VRNOF Insider Amendment: 4.42M and 14.57M Shares Reported Disposed
Rhea-AI Filing Summary
Amendment to Form 4 for Verano Holdings Corp. (VRNOF) This filing amends a prior Form 4 to correct who transferred certain Class A Subordinate Voting Shares. The Reporting Person, George Peter Archos, reports transactions dated 08/27/2025 that include dispositions of Class A Subordinate Voting Shares, most notably 4,420,790 shares reported disposed at a $0 price and an additional line showing 14,574,055 shares disposed. Following the reported transactions, certain holdings are shown as 5,733,816 shares beneficially owned by GP Management Group, LLC (indirect).
The amendment explains Archos Capital Group, LLC did not transfer 4,420,790 shares as previously reported; instead, a similar transfer was effected with GP Management Group, LLC as transferor. The filing also notes the Reporting Person holds a 2% membership interest in two LLCs and therefore may be deemed to beneficially own shares held by those LLCs, but Mr. Archos expressly disclaims beneficial ownership of the LLCs' shares.
Positive
- Amendment corrects prior reporting to identify the proper transferor (GP Management Group, LLC) and clarifies the record
- Explicit disclaimer stating Mr. Archos disclaims beneficial ownership of shares held by certain LLCs
Negative
- Substantial dispositions reported including 4,420,790 shares disposed (reported at $0) and a separate line showing 14,574,055 shares disposed
- Complex indirect ownership through multiple affiliated entities may reduce clarity of true beneficial ownership despite disclaimers
Insights
TL;DR: Large insider dispositions were reported and an amendment clarifies the correct transferor; holdings and indirect ownership remain materially large.
The amendment corrects a prior misstatement about which entity effectuated a transfer of Class A Subordinate Voting Shares and documents significant dispositions on 08/27/2025 including 4,420,790 shares (reported disposed at $0) and a separate 14,574,055-share disposition line. These numbers represent material changes in reported insider holdings and shift the reported indirect ownership among affiliated entities. The filing also preserves a disclaimer concerning deemed beneficial ownership from a 2% LLC membership interest, which is relevant for Section 16 attribution but is explicitly disclaimed by Mr. Archos.

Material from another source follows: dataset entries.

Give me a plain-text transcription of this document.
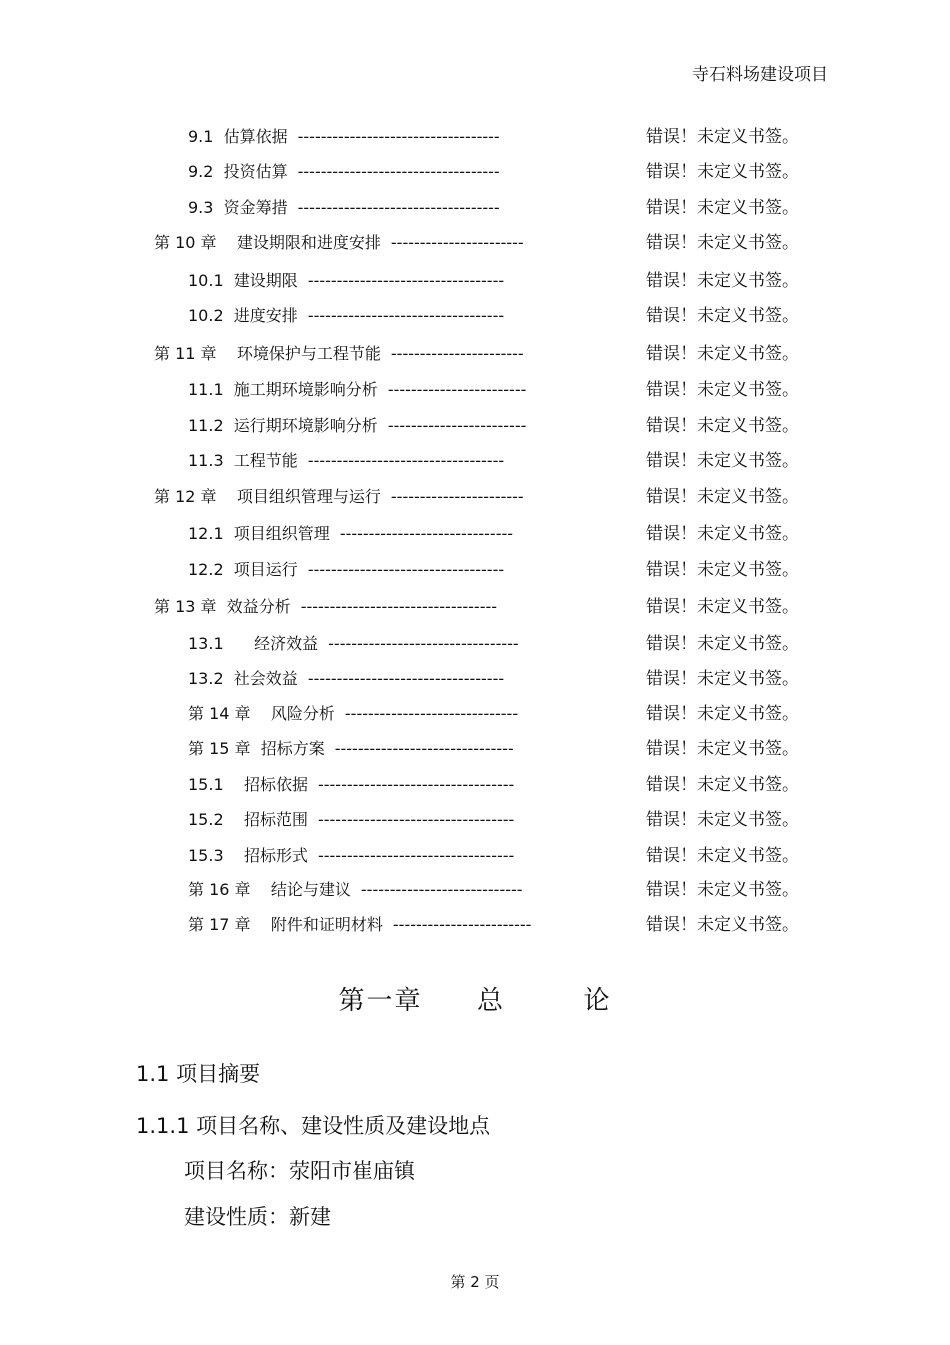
寺石料场建设项目
9.1  估算依据 -----------------------------------	错误！未定义书签。
9.2  投资估算 -----------------------------------	错误！未定义书签。
9.3  资金筹措 -----------------------------------	错误！未定义书签。
第 10 章    建设期限和进度安排 -----------------------	错误！未定义书签。
10.1  建设期限 ----------------------------------	错误！未定义书签。
10.2  进度安排 ----------------------------------	错误！未定义书签。
第 11 章    环境保护与工程节能 -----------------------	错误！未定义书签。
11.1  施工期环境影响分析 ------------------------	错误！未定义书签。
11.2  运行期环境影响分析 ------------------------	错误！未定义书签。
11.3  工程节能 ----------------------------------	错误！未定义书签。
第 12 章    项目组织管理与运行 -----------------------	错误！未定义书签。
12.1  项目组织管理 ------------------------------	错误！未定义书签。
12.2  项目运行 ----------------------------------	错误！未定义书签。
第 13 章  效益分析 ----------------------------------	错误！未定义书签。
13.1      经济效益 ---------------------------------	错误！未定义书签。
13.2  社会效益 ----------------------------------	错误！未定义书签。
第 14 章    风险分析 ------------------------------	错误！未定义书签。
第 15 章  招标方案 -------------------------------	错误！未定义书签。
15.1    招标依据 ----------------------------------	错误！未定义书签。
15.2    招标范围 ----------------------------------	错误！未定义书签。
15.3    招标形式 ----------------------------------	错误！未定义书签。
第 16 章    结论与建议 ----------------------------	错误！未定义书签。
第 17 章    附件和证明材料 ------------------------	错误！未定义书签。
第一章 总	论
1.1 项目摘要
1.1.1 项目名称、建设性质及建设地点
项目名称：荥阳市崔庙镇
建设性质：新建
第 2 页
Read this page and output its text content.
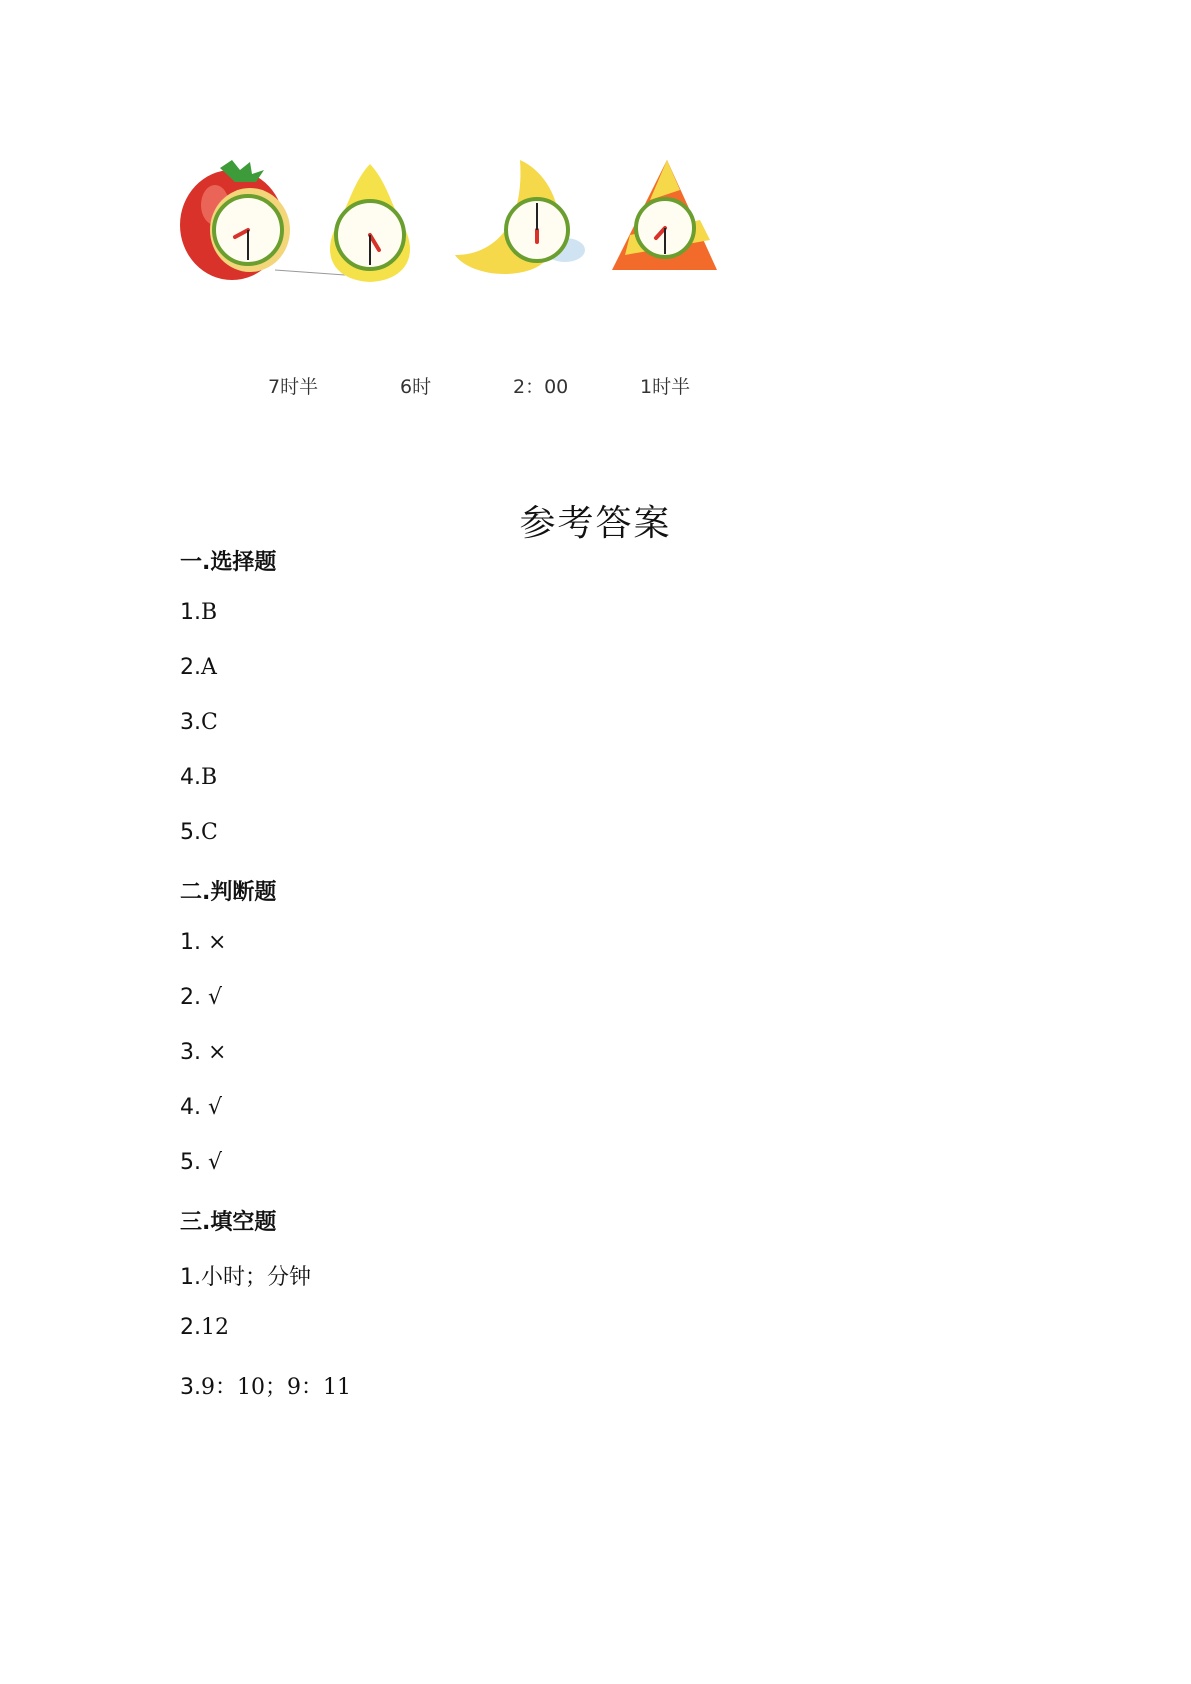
7时半	6时	2：00	1时半
参考答案
一.选择题
1.B
2.A
3.C
4.B
5.C
二.判断题
1. ×
2. √
3. ×
4. √
5. √
三.填空题
1.小时；分钟
2.12
3.9：10；9：11
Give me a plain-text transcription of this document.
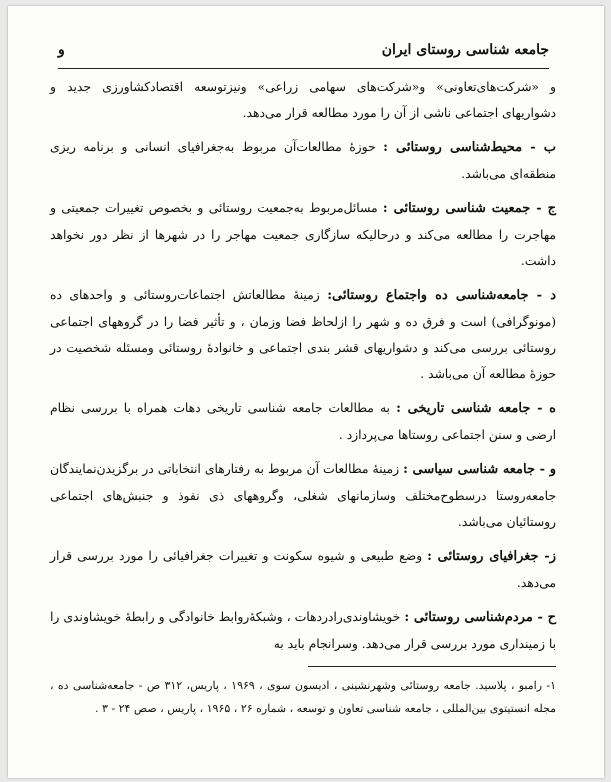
جامعه شناسی روستای ایران
و

و «شرکت‌های‌تعاونی» و«شرکت‌های سهامی زراعی» ونیزتوسعه اقتصادکشاورزی جدید و دشواریهای اجتماعی ناشی از آن را مورد مطالعه قرار می‌دهد.

ب - محیط‌شناسی روستائی : حوزهٔ مطالعات‌آن مربوط به‌جغرافیای انسانی و برنامه ریزی منطقه‌ای می‌باشد.

ج - جمعیت شناسی روستائی : مسائل‌مربوط به‌جمعیت روستائی و بخصوص تغییرات جمعیتی و مهاجرت را مطالعه می‌کند و درحالیکه سازگاری جمعیت مهاجر را در شهرها از نظر دور نخواهد داشت.

د - جامعه‌شناسی ده واجتماع روستائی: زمینهٔ مطالعاتش اجتماعات‌روستائی و واحدهای ده (مونوگرافی) است و فرق ده و شهر را ازلحاظ فضا وزمان ، و تأثیر فضا را در گروههای اجتماعی روستائی بررسی می‌کند و دشواریهای قشر بندی اجتماعی و خانوادهٔ روستائی ومسئله شخصیت در حوزهٔ مطالعه آن می‌باشد .

ه - جامعه شناسی تاریخی : به مطالعات جامعه شناسی تاریخی دهات همراه با بررسی نظام ارضی و سنن اجتماعی روستاها می‌پردازد .

و - جامعه شناسی سیاسی : زمینهٔ مطالعات آن مربوط به رفتارهای انتخاباتی در برگزیدن‌نمایندگان جامعه‌روستا درسطوح‌مختلف وسازمانهای شغلی، وگروههای ذی نفوذ و جنبش‌های اجتماعی روستائیان می‌باشد.

ز- جغرافیای روستائی : وضع طبیعی و شیوه سکونت و تغییرات جغرافیائی را مورد بررسی قرار می‌دهد.

ح - مردم‌شناسی روستائی : خویشاوندی‌رادردهات ، وشبکهٔ‌روابط خانوادگی و رابطهٔ خویشاوندی را با زمینداری مورد بررسی قرار می‌دهد. وسرانجام باید به

۱- رامبو ، پلاسید. جامعه روستائی وشهرنشینی ، ادیسون سوی ، ۱۹۶۹ ، پاریس، ۳۱۲ ص - جامعه‌شناسی ده ، مجله انستیتوی بین‌المللی ، جامعه شناسی تعاون و توسعه ، شماره ۲۶ ، ۱۹۶۵ ، پاریس ، صص ۲۴ - ۳ .
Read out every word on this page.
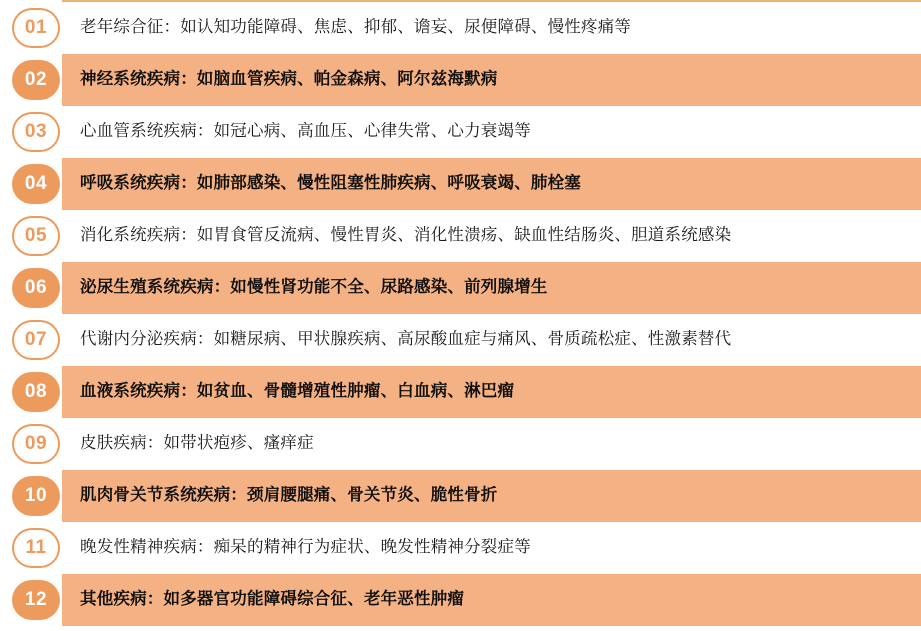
01	老年综合征：如认知功能障碍、焦虑、抑郁、谵妄、尿便障碍、慢性疼痛等
02	神经系统疾病：如脑血管疾病、帕金森病、阿尔兹海默病
03	心血管系统疾病：如冠心病、高血压、心律失常、心力衰竭等
04	呼吸系统疾病：如肺部感染、慢性阻塞性肺疾病、呼吸衰竭、肺栓塞
05	消化系统疾病：如胃食管反流病、慢性胃炎、消化性溃疡、缺血性结肠炎、胆道系统感染
06	泌尿生殖系统疾病：如慢性肾功能不全、尿路感染、前列腺增生
07	代谢内分泌疾病：如糖尿病、甲状腺疾病、高尿酸血症与痛风、骨质疏松症、性激素替代
08	血液系统疾病：如贫血、骨髓增殖性肿瘤、白血病、淋巴瘤
09	皮肤疾病：如带状疱疹、瘙痒症
10	肌肉骨关节系统疾病：颈肩腰腿痛、骨关节炎、脆性骨折
11	晚发性精神疾病：痴呆的精神行为症状、晚发性精神分裂症等
12	其他疾病：如多器官功能障碍综合征、老年恶性肿瘤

TL;DR: The amendment improves disclosure accuracy but highlights substantial share movements among related entities that merit investor notice.
By filing this amendment, the reporting person corrects the record to show GP Management Group, LLC (not Archos Capital Group, LLC) as the transferor of certain shares. Accurate attribution of transfers among related entities is important for compliance with Section 16 reporting. The form also documents complex indirect ownership through multiple affiliated LLCs and an express disclaimer of beneficial ownership for LLC-owned shares, which is a common governance clarification but should be read alongside the large disposition figures disclosed.
Insider Trade Summary
| Type | Security | Shares | Price | Value |
|---|---|---|---|---|
| Gift | Class A Subordinate Voting Shares | 4,420,790 | $0.00 | -- |
| holding | Class A Subordinate Voting Shares | -- | -- | -- |
| holding | Class A Subordinate Voting Shares | -- | -- | -- |
| holding | Class A Subordinate Voting Shares | -- | -- | -- |
| holding | Class A Subordinate Voting Shares | -- | -- | -- |
| holding | Class A Subordinate Voting Shares | -- | -- | -- |
Footnotes (1)
- This amendment is being filed in order to clarify that Archos Capital Group, LLC did not transfer ownership of 4,420,790 Subordinate Voting Shares to an irrevocable grantor charitable lead unitrust in December 2024 as was previously erroneously reported. Upon realization that such transfer did not occur, the Reporting Persons effectuated a similar transfer, but with GP Management Group, LLC as the transferor. Due to the Reporting Person's 2% membership interest in the E&P Archos Holdings, LLC and E&P Archos Holdings II, LLC (together, the "LLCs"), the Reporting Person may be deemed to beneficially own the number of shares detailed in Table I. This filing shall not be deemed an admission that such Reporting Person is, for purposes of section 16 of the Securities Exchange Act of 1934 or otherwise, the beneficial owner of the equity securities reported in Table I owned by the LLCs. Mr. Archos expressly disclaims his beneficial ownership of the shares reported in Table I owned by the LLCs.